I still remember her saying, “if you’re blessed to walk tall, walk tall; if you’re blessed to walk short, walk short.”

Mrs. Kowal taught me what it was like to feel understood.

She showed me what it looked like to fight for what’s right, in the right way. I never forgot that. I learned more in that one morning than I did in some entire grades. I am forever thankful for her.

Monique Rainville was an art teacher and educational assistant. She was in charge of keeping me in check from a young age. She wasn’t my first EA and she wouldn’t be my last, but she was the longest-serving. She put in six years on the Eric beat. They couldn’t have been easy.

Mrs. Rainville inspired me to show courage in self-expression. Sometimes that showed in some ways that were fairly trivial – using the drawing skills and techniques she taught us to draw cars or hockey jerseys, for instance - but I learned how to get things from inside my head onto a page from her.

Mrs. Rainville is the person who gave me a copy of George Orwell’s Nineteen Eighty-Four in Grade 8. I think it was the copy from the McIsaac library too and I still have it (please don’t tell Mrs. Reed at the library, she’d have my hide.) That book broke my brain open and stitched it back together again. Mrs. Rainville was the person who helped me study for math tests that had me overwhelmed, who pushed me into an appreciation of the arts and opened my eyes to seeing the world how others may see it.

She also imbued in me a deep sense of justice. If I had got into an argument or a fight with someone, she would talk with me about what had happened – and if it was my fault, she never hesitated to let me know. She had me write a lot of apology letters when I was little. Tough love was the name of the game, but it was purposeful and never excessive.

Mrs. Rainville taught me how to express myself. That manifests itself in writing, in art, in speech, in everything I do. I am forever thankful for her.

Susanne Westhaver was my Grade 7 and 8 Home Ec teacher and, often, a substitute teacher in every class I can think of.

She’s also, as you could probably guess, my mother.

She taught me how to cook - a skill I still use - and sew - a skill that has lapsed. She also taught me much more than that, mostly outside the classroom.

She has dealt with my bull for 26 years now. While it’s my job to use words to describe what I’ve seen or how I feel, I don’t have words for the impact she has had on my life. “Appreciative” doesn’t cut it. She’s everything.

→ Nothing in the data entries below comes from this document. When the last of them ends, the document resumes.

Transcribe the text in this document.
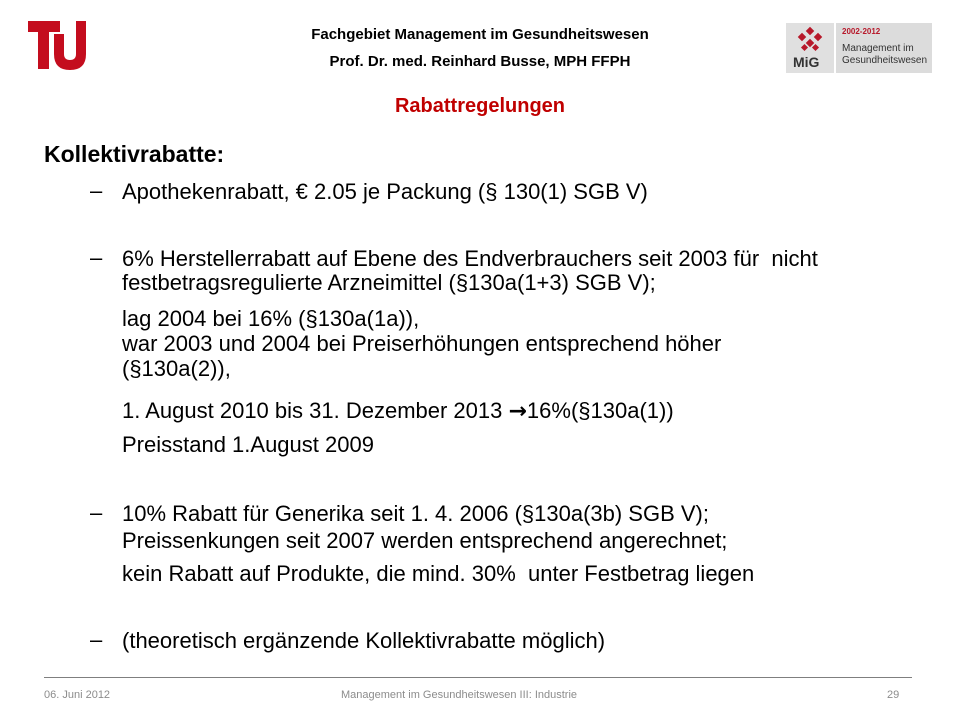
berlin	Fachgebiet Management im Gesundheitswesen
Prof. Dr. med. Reinhard Busse, MPH FFPH	MiG
2002-2012
Management im
Gesundheitswesen
Rabattregelungen
Kollektivrabatte:
– Apothekenrabatt, € 2.05 je Packung (§ 130(1) SGB V)
– 6% Herstellerrabatt auf Ebene des Endverbrauchers seit 2003 für  nicht
festbetragsregulierte Arzneimittel (§130a(1+3) SGB V);
lag 2004 bei 16% (§130a(1a)),
war 2003 und 2004 bei Preiserhöhungen entsprechend höher
(§130a(2)),
1. August 2010 bis 31. Dezember 2013 →16%(§130a(1))
Preisstand 1.August 2009
– 10% Rabatt für Generika seit 1. 4. 2006 (§130a(3b) SGB V);
Preissenkungen seit 2007 werden entsprechend angerechnet;
kein Rabatt auf Produkte, die mind. 30%  unter Festbetrag liegen
– (theoretisch ergänzende Kollektivrabatte möglich)
06. Juni 2012	Management im Gesundheitswesen III: Industrie	29
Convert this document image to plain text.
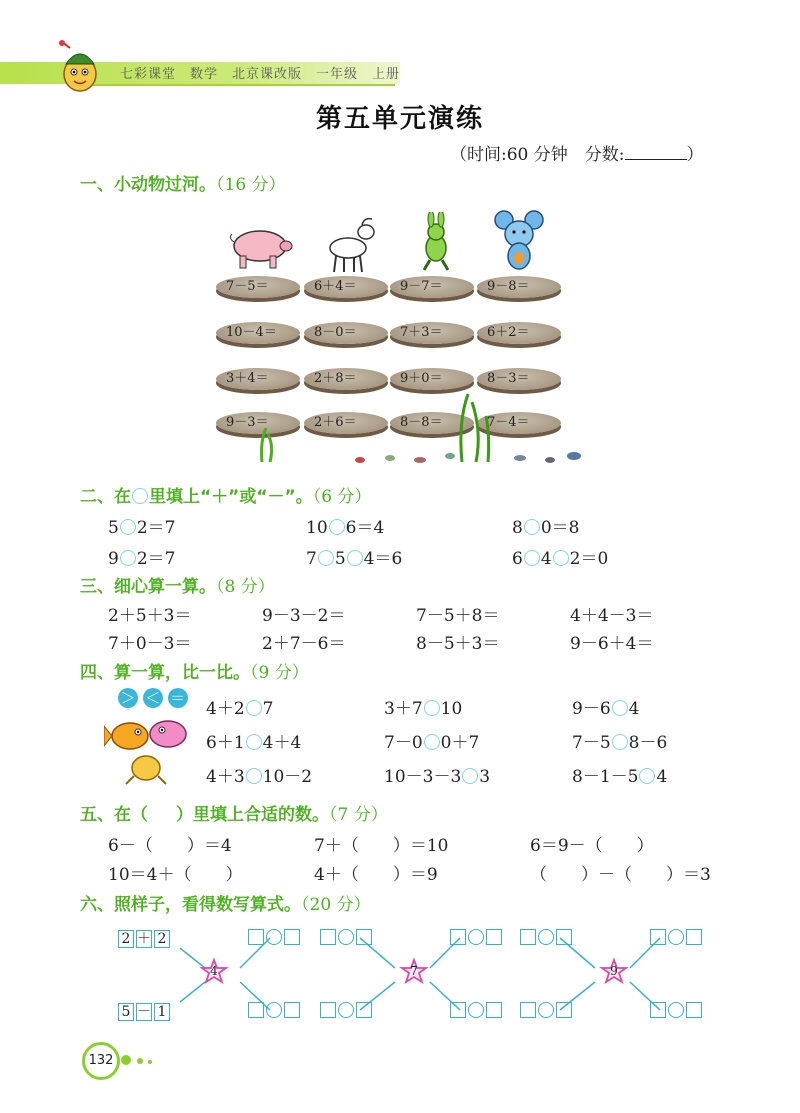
七彩课堂　数学　北京课改版　一年级　上册
第五单元演练
（时间:60 分钟　分数:	）
一、小动物过河。（16 分）
7－5＝	6＋4＝	9－7＝	9－8＝
10－4＝	8－0＝	7＋3＝	6＋2＝
3＋4＝	2＋8＝	9＋0＝	8－3＝
9－3＝	2＋6＝	8－8＝	7－4＝
二、在 里填上“＋”或“－”。（6 分）
5 2＝7	10 6＝4	8 0＝8
9 2＝7	7 5 4＝6	6 4 2＝0
三、细心算一算。（8 分）
2＋5＋3＝	9－3－2＝	7－5＋8＝	4＋4－3＝
7＋0－3＝	2＋7－6＝	8－5＋3＝	9－6＋4＝
四、算一算，比一比。（9 分）
＞ ＜ ＝
4＋2 7	3＋7 10	9－6 4
6＋1 4＋4	7－0 0＋7	7－5 8－6
4＋3 10－2	10－3－3 3	8－1－5 4
五、在（ ）里填上合适的数。（7 分）
6－（　　）＝4	7＋（　　）＝10	6＝9－（　　）
10＝4＋（　　）	4＋（　　）＝9	（　　）－（　　）＝3
六、照样子，看得数写算式。（20 分）
4	7	9
2 ＋ 2
5 － 1
132
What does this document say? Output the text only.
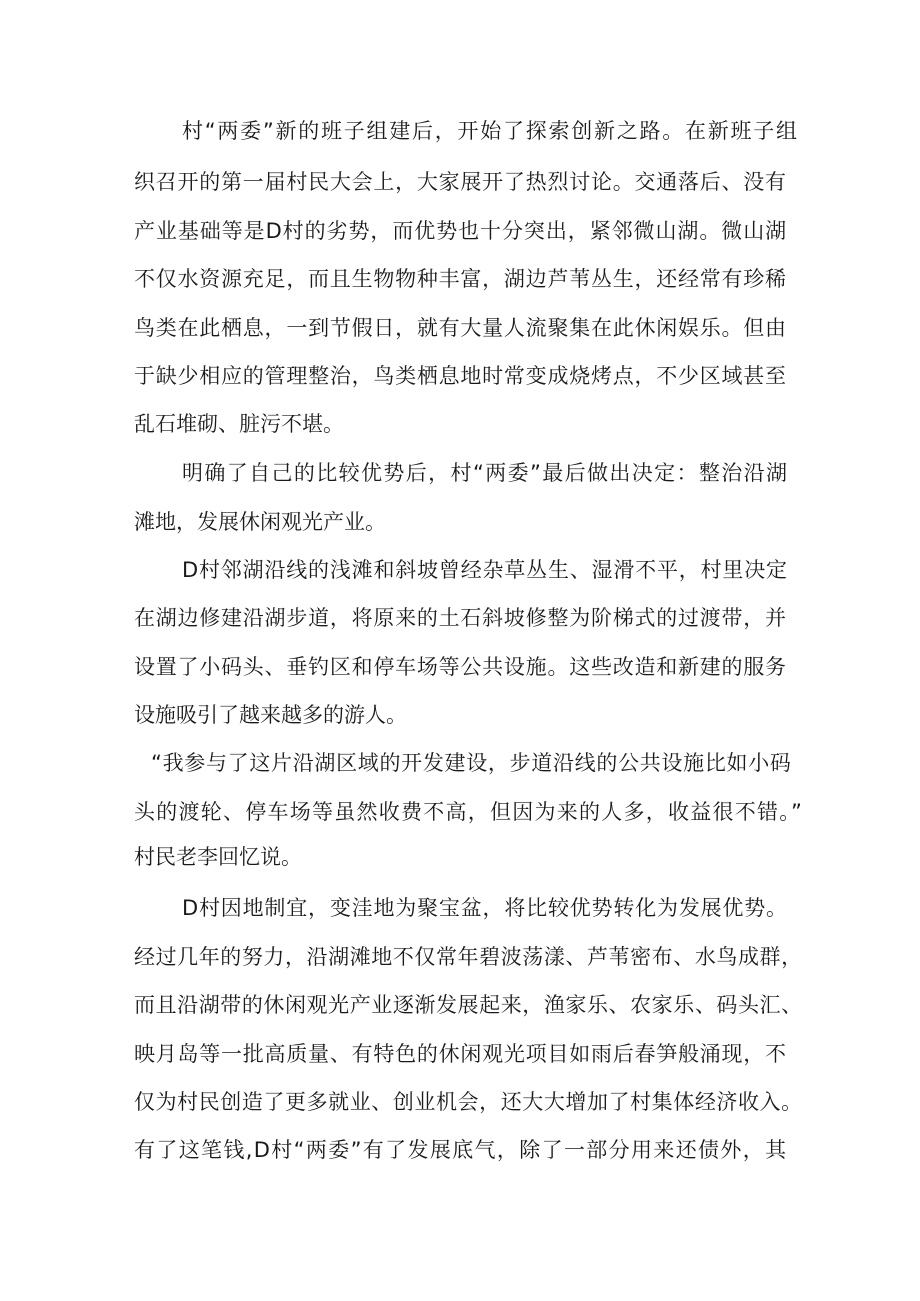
村“两委”新的班子组建后，开始了探索创新之路。在新班子组
织召开的第一届村民大会上，大家展开了热烈讨论。交通落后、没有
产业基础等是D村的劣势，而优势也十分突出，紧邻微山湖。微山湖
不仅水资源充足，而且生物物种丰富，湖边芦苇丛生，还经常有珍稀
鸟类在此栖息，一到节假日，就有大量人流聚集在此休闲娱乐。但由
于缺少相应的管理整治，鸟类栖息地时常变成烧烤点，不少区域甚至
乱石堆砌、脏污不堪。
明确了自己的比较优势后，村“两委”最后做出决定：整治沿湖
滩地，发展休闲观光产业。
D村邻湖沿线的浅滩和斜坡曾经杂草丛生、湿滑不平，村里决定
在湖边修建沿湖步道，将原来的土石斜坡修整为阶梯式的过渡带，并
设置了小码头、垂钓区和停车场等公共设施。这些改造和新建的服务
设施吸引了越来越多的游人。
“我参与了这片沿湖区域的开发建设，步道沿线的公共设施比如小码
头的渡轮、停车场等虽然收费不高，但因为来的人多，收益很不错。”
村民老李回忆说。
D村因地制宜，变洼地为聚宝盆，将比较优势转化为发展优势。
经过几年的努力，沿湖滩地不仅常年碧波荡漾、芦苇密布、水鸟成群，
而且沿湖带的休闲观光产业逐渐发展起来，渔家乐、农家乐、码头汇、
映月岛等一批高质量、有特色的休闲观光项目如雨后春笋般涌现，不
仅为村民创造了更多就业、创业机会，还大大增加了村集体经济收入。
有了这笔钱,D村“两委”有了发展底气，除了一部分用来还债外，其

She was the greatest teacher I’ve ever had. She taught me how to walk, how to talk, how to do all the basic things a person can do. She’s supported me in everything I’ve done and showed me the importance of having a reason for everything you do.

I’ve written a few times about my father’s dementia and that I moved back home to Flin Flon to help take care of him. When I came back, age 21 with a fresh, shaved face and a new bachelor's degree, she got me through so many nights of angst and anger, of confusion. She looked after my ill father for years while I studied out of province and when I came home, she helped keep me going while I tried to keep Pop safe.

Mrs. Westhaver is the most kind, loving, devoted mother I could ever ask for. I’m glad she’s not retiring from being my mom, too – god knows how I’d deal with the world otherwise. I am forever thankful for her.

Congratulations to these three women. Sandy, Monique, Susanne – okay, Mom. I hope you know that you had effects on your students that have outlasted your time in the classroom. I hope you know that you’ve made the world a better place and I hope you know that at least one of your students is a better man for having known you.